Terrible Library Journal Henry L. Carrigan Jr.
Frazier's long-awaited second novel ambles off to a slow start, crawls along at a turtle's pace, and reaches its destination after some torturous plotting and doubtful characterization. [1 Sept 2006, p.136]
Terrible Slate Stephen Metcalf
Only a precious few reach the level of bad faith attained by Thirteen Moons. The novel is a commodity disguised as an act of witness against the culture of the commodity.
Terrible Houston Chronicle Eric Miles Williamson
Contrived plot is about all the novel has to offer. The endless and tedious rhapsodizing about the North Carolina mountainscapes might be mistaken by an inattentive reader as lyric, but at their best they read like bloated travel brochures. The dialogue is rendered with a wooden ear.

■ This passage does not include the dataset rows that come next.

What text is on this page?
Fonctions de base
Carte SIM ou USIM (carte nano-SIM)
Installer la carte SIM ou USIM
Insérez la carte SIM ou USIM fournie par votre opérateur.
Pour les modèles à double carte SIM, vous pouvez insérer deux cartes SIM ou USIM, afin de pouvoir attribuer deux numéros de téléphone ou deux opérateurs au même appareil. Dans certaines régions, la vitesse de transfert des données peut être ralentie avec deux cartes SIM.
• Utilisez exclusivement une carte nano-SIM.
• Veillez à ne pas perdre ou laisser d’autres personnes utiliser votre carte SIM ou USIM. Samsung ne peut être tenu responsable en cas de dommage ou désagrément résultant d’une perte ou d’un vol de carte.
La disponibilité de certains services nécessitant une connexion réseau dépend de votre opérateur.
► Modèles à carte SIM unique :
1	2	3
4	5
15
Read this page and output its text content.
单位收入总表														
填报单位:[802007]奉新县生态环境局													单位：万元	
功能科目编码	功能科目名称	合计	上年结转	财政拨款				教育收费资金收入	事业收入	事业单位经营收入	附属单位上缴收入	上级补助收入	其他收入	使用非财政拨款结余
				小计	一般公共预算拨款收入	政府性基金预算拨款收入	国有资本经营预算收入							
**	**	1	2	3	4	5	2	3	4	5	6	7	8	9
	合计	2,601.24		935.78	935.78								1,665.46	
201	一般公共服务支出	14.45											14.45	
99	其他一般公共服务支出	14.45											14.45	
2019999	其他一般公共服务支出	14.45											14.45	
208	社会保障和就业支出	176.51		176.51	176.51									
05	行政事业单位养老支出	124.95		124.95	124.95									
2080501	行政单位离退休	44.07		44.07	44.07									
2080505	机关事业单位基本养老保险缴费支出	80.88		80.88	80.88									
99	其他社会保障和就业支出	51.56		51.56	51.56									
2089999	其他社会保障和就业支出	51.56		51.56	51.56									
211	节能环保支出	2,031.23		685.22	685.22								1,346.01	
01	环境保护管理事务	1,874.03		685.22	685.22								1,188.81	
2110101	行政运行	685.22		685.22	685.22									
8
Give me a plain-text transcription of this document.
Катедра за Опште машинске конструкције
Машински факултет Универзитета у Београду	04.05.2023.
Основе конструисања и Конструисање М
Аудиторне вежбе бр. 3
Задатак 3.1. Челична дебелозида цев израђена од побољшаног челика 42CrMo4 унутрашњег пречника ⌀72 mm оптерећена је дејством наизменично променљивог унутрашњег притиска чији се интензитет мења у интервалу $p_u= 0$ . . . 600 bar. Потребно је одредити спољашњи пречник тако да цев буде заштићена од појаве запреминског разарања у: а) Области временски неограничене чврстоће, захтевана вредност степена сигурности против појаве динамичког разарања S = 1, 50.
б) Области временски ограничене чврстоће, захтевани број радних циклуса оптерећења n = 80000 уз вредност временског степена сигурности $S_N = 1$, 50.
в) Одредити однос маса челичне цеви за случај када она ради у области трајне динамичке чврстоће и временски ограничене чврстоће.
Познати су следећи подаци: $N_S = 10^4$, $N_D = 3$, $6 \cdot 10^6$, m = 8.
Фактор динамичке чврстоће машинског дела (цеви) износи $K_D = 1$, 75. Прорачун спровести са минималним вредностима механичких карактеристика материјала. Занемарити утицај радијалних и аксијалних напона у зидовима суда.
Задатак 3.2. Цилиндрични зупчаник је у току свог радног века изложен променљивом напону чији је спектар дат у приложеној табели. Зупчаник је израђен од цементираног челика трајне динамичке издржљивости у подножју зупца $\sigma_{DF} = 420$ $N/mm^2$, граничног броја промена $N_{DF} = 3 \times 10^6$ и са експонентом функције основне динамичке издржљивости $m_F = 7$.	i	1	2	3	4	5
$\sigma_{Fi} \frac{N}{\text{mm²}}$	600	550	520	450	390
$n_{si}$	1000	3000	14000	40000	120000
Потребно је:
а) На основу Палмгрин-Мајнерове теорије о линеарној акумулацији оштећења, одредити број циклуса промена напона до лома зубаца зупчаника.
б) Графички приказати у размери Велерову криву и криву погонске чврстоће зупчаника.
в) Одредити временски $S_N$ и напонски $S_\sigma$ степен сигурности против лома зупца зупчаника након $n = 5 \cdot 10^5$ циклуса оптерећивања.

Terrible Washington Post Jonathan Yardley
One thing is certain: Thirteen Moons is going to be putting a whole bunch of people to sleep.
Terrible The Economist
Sometimes there is no clever way to say it: Thirteen Moons is awful.
Terrible The New York Times Book Review Adam Goodheart
He seems to be in love with the supposed gorgeousness of his own prose, a backdrop against which his characters emerge merely as dim figures, without consistent motivations or even personalities.